|
|
|
|
|
by eksith
4629 days ago
|
|
This part stood out : "The ideal of 3-4 instructions per clock cycle can only be achieved in code that has a lot of independent instructions." And a bit later : "3.Modern CPUs do crazy things internally and will happily execute your instruction stream in an order that's wildly different from how it appears in the code." This may potentially explain why a smaller executable isn't necessarily faster when executing. I guess a lot of compiler gymnastics are devoted to breaking down complex instructions to take advantage of this. |
|
As far as executable size and performance, compiling with -Os in GCC will occasionally yield a performance increase that might even change across CPU's and architectures as the memory sub-systems hit a good rhythm or there are less misses overall.
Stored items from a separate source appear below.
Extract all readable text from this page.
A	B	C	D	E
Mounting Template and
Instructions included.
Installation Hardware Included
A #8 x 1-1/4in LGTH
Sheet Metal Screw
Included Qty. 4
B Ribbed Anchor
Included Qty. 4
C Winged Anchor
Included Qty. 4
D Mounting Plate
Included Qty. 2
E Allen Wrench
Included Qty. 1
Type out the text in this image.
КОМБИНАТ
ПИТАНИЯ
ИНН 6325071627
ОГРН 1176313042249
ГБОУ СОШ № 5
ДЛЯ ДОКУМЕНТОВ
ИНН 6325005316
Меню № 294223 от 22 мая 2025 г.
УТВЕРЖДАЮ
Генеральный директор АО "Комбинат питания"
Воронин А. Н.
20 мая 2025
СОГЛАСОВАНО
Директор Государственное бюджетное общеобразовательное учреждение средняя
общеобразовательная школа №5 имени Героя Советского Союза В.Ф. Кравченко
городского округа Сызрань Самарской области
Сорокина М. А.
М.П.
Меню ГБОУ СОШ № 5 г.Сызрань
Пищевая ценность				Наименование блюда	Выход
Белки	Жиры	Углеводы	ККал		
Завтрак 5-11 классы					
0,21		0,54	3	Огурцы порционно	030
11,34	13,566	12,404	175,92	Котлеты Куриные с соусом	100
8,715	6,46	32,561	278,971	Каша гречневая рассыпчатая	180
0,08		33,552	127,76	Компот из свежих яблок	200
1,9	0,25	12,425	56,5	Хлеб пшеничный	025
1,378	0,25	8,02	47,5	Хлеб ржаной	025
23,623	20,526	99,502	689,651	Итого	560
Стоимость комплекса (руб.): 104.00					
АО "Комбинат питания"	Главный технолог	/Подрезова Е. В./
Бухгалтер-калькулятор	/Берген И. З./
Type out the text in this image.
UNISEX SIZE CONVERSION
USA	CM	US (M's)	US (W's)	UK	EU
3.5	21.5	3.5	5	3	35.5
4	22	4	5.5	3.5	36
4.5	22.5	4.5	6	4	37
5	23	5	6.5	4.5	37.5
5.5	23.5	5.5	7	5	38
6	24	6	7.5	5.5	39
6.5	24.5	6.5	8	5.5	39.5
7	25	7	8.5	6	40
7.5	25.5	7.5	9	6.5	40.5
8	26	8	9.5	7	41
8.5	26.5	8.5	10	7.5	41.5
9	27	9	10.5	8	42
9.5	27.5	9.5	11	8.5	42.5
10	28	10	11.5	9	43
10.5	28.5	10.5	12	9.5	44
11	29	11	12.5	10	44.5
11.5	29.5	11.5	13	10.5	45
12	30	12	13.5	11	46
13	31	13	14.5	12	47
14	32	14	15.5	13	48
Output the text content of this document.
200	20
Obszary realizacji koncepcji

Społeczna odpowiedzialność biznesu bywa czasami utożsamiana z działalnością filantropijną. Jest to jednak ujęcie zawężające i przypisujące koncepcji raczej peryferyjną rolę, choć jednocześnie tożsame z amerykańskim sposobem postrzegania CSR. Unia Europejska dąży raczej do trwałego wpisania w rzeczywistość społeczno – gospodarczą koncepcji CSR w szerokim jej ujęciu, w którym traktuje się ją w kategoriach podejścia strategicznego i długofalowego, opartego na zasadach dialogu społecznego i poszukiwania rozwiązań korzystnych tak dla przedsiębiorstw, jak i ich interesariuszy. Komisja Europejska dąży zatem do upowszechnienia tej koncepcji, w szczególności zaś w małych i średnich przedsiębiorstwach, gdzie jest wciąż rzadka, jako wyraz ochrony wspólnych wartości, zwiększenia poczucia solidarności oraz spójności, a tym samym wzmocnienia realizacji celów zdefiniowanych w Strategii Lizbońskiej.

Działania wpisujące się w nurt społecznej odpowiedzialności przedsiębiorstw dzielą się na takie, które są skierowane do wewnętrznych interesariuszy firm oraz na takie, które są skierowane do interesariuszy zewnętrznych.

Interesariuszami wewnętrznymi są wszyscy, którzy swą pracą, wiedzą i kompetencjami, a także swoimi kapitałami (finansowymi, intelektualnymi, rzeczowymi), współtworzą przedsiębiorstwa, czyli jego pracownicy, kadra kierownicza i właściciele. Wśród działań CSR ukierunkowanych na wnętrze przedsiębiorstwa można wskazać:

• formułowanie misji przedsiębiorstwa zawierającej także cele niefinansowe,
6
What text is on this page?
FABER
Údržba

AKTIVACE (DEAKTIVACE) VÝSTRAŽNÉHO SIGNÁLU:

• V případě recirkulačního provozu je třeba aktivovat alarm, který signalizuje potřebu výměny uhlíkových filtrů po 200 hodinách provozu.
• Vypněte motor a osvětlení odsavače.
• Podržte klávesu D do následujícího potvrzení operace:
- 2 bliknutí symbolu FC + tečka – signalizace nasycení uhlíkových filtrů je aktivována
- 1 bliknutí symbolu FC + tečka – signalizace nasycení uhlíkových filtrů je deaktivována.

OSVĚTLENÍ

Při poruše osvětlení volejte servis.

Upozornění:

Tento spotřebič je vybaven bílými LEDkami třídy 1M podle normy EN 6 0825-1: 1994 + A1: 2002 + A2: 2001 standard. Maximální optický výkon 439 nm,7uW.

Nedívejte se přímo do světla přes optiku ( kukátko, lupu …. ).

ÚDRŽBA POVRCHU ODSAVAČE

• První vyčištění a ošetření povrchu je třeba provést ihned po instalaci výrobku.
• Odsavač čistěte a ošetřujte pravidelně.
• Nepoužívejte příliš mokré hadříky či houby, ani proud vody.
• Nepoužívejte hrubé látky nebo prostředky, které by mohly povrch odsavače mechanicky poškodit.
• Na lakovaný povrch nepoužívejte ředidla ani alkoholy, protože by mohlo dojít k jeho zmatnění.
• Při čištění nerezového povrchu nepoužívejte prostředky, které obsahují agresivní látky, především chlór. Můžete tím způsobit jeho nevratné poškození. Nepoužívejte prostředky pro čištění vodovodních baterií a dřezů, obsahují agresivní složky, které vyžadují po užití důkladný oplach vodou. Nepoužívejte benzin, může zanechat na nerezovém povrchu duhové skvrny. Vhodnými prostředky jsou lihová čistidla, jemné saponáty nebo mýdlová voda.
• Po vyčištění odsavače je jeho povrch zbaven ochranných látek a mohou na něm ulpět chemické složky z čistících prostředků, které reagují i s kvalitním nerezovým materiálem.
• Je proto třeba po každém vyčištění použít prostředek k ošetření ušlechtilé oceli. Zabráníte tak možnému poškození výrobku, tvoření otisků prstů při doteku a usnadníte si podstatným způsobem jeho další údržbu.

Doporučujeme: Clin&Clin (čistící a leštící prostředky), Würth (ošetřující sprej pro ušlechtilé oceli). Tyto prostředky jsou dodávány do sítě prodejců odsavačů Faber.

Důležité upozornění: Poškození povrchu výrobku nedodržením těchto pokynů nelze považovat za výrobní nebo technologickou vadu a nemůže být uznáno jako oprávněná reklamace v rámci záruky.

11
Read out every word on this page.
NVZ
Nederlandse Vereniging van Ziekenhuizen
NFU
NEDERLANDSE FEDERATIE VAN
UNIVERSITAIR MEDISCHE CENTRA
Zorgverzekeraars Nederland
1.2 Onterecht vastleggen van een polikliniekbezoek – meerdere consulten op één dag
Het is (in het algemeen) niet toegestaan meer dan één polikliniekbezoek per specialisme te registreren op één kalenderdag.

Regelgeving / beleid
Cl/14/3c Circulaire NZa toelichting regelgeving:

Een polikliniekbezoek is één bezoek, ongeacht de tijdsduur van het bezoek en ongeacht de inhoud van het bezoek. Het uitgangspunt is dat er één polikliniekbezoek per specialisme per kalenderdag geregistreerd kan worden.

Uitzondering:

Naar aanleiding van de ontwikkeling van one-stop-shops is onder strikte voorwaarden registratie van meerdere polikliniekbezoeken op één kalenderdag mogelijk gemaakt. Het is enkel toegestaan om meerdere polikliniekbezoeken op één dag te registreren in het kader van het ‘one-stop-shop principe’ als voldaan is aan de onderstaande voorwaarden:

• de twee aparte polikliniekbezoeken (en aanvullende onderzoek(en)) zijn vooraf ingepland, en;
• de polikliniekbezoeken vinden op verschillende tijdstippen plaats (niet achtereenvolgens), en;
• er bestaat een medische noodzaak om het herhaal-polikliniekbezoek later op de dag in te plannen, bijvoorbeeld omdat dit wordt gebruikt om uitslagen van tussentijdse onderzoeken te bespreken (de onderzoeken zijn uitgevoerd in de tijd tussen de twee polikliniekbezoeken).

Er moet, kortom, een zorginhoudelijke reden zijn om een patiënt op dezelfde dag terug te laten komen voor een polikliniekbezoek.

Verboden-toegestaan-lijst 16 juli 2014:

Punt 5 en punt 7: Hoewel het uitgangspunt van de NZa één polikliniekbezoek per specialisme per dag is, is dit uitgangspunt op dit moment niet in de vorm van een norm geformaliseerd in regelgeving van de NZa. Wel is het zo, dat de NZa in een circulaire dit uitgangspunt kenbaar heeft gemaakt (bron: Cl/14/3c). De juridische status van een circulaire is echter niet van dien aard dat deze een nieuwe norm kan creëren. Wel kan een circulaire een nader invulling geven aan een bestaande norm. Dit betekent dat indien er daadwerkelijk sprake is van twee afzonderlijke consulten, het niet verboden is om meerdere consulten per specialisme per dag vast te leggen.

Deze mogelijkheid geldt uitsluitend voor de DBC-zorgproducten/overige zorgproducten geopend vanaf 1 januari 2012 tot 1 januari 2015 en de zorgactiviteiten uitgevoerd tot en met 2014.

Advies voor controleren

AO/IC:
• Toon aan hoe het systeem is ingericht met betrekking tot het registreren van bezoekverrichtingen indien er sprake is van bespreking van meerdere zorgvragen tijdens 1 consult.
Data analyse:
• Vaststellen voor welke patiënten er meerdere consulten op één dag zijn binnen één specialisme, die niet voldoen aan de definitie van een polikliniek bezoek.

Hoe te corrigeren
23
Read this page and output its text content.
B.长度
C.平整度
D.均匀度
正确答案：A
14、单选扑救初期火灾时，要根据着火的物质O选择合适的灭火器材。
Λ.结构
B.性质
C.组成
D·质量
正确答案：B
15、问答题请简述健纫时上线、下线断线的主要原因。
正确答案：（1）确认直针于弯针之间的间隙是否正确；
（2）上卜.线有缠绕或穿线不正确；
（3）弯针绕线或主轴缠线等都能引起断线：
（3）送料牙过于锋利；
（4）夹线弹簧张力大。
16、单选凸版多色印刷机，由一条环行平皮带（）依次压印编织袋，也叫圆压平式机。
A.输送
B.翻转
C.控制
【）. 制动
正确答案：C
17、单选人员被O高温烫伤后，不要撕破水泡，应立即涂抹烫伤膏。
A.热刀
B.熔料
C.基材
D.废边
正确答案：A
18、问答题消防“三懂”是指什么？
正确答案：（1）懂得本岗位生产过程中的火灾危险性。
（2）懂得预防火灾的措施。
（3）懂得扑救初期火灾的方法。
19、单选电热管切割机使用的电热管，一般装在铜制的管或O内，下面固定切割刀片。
Usually smaller is better for this. -O3 will occasionally unroll gigantic loops, while using compiler directed optimization to analyze which parts of a binary can benefit overall execution from unrolling vs less misses with smaller executable size can yield even better agreement between memory subsystem performance and execution speed.
Microarchitectures like MIPS have further blind alleys such as branch-delay slots that will finish execution even if a branch instruction -before- the slots is taken. This is an out-of-order program, but putting the burden on the compiler instead of implementing the reordering in hardware actually became a nuisance because the architecture couldn't change how it expected instructions without breaking binary compatibility and the compiler wouldn't have been able to tweak for different CPU's without a fat-binary approach.